We create a workflow tool, iNaturalist Open Download, to easily download species images from the iNaturalist Open Dataset associated with a specific taxonomy rank. We used the tool to download all images of species under the rank class Insecta from the iNaturalist Open Dataset for downstream annotation, curation and use in our model. We choose to only use images identified as “research” quality grade under the iNaturalist framework, which indicates that the labeling inspection for the image is more rigorous than standard and has multiple agreeing identifications at the species level. This results in a total of 13,271,072 images across 95,399 different insect species at the time of writing. The images have a maximum resolution of 1024x1024, in .jpg/.jpeg format and total 5.7 terabytes. Among the 95,399 insect species, we select 2526 species which have been reported to be the most agriculturally important species. This subset of insect classes contribute to 6 million images in total.

We further demonstrate that using zero-shot object detectors such as DETIC, inference can be performed by simply specifying the category/class using a new natural language description. A single (universal) natural language prompt provides highly accurate bounding box for a very large dataset of diverse insect-pest images.

Future Work

Although significant progress has been made, there remain important tasks for which the best currently existing computer vision models are ill-suited, such as counting instances of pests at a distance and localizing particular instances using natural language commands.
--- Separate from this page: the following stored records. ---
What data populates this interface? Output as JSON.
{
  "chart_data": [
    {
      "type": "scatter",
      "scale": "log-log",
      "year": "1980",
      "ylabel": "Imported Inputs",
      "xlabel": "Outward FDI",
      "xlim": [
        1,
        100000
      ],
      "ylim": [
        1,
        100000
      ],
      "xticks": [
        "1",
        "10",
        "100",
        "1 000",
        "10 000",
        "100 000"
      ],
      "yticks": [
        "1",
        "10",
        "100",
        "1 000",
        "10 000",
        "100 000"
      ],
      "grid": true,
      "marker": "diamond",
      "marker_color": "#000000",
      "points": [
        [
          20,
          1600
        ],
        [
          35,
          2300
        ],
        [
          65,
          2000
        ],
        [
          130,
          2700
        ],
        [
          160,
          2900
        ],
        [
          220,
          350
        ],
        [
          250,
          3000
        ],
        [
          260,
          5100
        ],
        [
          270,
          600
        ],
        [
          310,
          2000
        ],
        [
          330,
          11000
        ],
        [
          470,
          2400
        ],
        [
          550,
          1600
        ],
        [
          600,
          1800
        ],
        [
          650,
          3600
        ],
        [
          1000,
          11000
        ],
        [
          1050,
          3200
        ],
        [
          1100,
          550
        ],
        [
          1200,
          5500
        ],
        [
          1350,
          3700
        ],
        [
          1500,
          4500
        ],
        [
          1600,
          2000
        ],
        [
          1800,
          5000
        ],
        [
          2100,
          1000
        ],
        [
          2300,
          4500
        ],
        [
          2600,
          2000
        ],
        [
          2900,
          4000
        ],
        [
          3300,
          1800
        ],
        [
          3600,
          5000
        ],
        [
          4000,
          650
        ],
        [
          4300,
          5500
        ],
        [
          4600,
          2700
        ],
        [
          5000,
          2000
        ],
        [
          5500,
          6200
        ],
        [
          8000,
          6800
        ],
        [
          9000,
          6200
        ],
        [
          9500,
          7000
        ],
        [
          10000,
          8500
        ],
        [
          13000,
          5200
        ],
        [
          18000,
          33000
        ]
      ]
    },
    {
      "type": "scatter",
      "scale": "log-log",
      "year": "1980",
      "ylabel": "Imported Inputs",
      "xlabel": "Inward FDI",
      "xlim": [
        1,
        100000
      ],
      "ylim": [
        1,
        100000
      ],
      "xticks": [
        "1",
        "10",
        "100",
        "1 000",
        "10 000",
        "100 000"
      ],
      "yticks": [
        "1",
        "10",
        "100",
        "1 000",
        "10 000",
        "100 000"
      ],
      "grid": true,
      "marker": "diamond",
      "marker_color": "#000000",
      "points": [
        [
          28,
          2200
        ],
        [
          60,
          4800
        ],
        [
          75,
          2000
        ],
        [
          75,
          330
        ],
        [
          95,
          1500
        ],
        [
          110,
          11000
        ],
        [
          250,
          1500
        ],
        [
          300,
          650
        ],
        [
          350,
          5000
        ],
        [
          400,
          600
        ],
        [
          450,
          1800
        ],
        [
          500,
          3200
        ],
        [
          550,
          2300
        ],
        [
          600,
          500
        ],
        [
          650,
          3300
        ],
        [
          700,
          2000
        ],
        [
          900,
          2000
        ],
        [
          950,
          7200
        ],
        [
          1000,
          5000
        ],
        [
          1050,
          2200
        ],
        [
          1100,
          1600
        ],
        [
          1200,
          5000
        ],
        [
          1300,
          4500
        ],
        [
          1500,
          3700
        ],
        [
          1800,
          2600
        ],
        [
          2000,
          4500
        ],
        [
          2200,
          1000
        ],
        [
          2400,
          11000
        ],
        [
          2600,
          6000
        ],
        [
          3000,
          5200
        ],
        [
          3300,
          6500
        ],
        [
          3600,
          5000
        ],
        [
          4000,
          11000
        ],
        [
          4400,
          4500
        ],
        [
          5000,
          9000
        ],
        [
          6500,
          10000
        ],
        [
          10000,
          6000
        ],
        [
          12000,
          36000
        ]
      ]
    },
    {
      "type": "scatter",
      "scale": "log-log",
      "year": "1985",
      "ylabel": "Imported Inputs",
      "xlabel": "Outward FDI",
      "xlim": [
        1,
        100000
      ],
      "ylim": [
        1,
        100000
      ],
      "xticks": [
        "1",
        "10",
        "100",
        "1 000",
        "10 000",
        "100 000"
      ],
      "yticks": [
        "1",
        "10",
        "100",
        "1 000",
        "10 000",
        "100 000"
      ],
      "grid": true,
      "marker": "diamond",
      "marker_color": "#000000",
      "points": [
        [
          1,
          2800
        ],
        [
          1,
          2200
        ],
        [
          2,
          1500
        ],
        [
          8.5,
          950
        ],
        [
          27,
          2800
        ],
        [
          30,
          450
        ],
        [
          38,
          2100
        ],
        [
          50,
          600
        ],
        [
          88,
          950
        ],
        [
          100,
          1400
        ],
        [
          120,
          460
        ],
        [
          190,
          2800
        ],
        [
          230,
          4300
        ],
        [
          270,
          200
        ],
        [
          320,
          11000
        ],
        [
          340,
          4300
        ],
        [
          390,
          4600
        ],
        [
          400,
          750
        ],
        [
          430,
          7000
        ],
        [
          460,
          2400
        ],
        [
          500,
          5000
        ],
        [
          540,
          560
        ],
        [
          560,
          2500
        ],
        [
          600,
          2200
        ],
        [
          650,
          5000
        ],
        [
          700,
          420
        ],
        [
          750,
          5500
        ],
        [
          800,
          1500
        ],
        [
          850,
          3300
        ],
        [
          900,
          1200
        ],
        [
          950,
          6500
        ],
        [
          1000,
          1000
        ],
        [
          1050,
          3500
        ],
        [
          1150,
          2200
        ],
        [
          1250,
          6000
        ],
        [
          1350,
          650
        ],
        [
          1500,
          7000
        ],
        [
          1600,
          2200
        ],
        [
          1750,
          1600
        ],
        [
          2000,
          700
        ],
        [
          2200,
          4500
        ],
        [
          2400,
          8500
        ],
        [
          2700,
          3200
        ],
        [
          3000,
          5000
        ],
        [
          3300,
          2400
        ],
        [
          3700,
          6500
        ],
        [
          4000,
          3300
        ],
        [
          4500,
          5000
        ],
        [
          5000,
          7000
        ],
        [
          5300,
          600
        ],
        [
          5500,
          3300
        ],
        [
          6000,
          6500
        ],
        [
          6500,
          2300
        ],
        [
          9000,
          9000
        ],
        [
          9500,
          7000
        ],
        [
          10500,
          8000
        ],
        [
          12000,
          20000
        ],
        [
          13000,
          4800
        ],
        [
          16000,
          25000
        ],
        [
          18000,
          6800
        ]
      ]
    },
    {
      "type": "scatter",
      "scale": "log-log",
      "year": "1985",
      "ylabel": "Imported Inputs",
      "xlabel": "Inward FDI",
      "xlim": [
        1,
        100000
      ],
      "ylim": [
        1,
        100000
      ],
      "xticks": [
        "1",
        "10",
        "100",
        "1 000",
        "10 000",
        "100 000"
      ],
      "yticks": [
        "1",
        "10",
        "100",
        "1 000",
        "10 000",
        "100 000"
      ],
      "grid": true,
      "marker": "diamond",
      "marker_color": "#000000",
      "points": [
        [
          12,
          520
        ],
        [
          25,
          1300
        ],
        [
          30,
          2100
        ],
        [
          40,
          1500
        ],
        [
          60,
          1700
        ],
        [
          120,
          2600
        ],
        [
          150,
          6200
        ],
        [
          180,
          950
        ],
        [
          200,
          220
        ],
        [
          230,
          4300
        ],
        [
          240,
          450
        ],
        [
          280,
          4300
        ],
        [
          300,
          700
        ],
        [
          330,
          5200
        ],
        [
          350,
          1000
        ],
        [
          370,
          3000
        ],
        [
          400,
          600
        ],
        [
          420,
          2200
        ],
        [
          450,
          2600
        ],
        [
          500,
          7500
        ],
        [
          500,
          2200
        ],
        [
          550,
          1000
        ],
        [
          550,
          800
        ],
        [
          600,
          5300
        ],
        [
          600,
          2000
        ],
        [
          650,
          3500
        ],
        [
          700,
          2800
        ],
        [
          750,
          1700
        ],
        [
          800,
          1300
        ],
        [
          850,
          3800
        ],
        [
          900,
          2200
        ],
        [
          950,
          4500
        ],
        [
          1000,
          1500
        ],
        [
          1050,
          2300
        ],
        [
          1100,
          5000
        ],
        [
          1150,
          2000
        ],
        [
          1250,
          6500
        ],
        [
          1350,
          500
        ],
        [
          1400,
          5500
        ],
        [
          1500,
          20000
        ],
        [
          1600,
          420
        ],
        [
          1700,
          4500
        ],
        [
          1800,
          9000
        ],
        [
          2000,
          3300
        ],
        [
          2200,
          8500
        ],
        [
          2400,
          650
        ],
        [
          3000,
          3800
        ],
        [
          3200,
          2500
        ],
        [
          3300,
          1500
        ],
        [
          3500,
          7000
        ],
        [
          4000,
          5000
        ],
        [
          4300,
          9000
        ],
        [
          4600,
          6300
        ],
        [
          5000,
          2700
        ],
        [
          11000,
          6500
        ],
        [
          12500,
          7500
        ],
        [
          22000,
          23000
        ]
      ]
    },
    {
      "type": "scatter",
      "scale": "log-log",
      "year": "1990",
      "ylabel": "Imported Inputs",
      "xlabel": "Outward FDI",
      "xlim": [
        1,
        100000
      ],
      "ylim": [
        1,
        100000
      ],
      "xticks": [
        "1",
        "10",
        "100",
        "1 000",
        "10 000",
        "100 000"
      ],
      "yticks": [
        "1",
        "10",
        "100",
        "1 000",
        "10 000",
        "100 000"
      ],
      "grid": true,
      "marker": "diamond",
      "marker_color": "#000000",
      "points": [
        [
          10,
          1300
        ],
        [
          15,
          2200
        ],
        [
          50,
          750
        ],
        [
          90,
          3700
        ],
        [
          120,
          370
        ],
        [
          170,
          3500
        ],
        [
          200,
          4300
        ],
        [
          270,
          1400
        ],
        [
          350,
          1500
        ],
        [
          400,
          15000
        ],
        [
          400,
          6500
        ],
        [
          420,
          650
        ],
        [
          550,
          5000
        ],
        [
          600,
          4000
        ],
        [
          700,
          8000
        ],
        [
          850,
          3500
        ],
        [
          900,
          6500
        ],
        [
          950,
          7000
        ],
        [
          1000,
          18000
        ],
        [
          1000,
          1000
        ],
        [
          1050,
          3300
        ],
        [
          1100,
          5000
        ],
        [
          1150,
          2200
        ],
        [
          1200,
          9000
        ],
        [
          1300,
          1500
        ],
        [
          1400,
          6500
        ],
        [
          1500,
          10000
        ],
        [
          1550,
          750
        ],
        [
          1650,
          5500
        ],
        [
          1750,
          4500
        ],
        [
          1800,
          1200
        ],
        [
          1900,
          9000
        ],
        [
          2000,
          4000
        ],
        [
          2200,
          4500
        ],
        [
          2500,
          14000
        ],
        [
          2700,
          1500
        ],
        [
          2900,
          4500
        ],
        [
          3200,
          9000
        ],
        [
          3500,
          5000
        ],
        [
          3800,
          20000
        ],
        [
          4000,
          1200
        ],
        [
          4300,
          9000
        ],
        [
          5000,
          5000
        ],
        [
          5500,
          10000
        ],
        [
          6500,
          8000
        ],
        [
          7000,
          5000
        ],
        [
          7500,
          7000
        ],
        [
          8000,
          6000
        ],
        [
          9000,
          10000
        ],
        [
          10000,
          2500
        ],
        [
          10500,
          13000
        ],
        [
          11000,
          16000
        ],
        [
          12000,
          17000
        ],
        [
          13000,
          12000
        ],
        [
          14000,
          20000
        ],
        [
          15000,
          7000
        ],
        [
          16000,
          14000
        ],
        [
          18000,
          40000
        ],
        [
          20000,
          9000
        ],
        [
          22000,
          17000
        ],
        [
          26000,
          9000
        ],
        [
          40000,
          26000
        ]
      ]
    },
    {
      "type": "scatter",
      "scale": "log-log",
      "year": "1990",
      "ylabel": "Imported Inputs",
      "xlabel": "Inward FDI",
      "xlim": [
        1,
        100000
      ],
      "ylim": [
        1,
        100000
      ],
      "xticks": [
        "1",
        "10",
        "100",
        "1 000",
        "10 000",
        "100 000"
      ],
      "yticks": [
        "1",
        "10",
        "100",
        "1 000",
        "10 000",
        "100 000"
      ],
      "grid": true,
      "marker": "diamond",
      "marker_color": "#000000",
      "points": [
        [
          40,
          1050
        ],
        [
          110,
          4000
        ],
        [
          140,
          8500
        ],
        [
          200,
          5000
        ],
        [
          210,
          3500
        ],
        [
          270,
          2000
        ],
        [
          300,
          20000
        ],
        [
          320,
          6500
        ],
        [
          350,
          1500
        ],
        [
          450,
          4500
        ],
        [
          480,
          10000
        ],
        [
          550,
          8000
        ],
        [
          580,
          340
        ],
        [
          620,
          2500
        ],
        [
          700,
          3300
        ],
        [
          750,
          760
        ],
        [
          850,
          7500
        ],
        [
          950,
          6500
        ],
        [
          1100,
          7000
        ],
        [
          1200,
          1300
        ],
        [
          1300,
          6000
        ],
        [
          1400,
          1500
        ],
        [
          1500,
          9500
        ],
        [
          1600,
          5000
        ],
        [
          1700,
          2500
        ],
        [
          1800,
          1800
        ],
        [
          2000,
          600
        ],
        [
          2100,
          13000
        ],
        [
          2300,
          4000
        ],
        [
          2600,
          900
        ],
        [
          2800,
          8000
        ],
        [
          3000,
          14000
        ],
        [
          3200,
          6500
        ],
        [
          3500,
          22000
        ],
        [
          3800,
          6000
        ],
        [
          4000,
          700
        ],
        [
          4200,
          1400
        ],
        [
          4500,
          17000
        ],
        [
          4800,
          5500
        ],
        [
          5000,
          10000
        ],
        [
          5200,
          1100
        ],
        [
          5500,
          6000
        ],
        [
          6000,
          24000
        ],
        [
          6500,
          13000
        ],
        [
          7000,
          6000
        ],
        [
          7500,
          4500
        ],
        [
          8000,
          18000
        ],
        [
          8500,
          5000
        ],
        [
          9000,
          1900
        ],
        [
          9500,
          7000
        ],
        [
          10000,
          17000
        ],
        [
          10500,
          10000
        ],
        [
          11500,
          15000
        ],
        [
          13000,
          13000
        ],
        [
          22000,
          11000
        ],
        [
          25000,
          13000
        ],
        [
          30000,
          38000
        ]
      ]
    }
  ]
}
There also exist opportunities beyond the purview of computer vision; large language models hold considerable promise for zero-shot scientific annotation and species description, as well as visual question answering.


I wish to gratefully acknowledge my many collaborators on this line of work, including Ameya Joshi, Minsu Cho, Kewal Jani, Shivani Chiranjeevi, Andre Nakkab, Zi Kang Deng, Aditya Balu, Asheesh K. Singh, Soumik Sarkar, Nirav Merchant, Arti Singh, Baskar Ganapathysubramanian and Chinmay Hegde.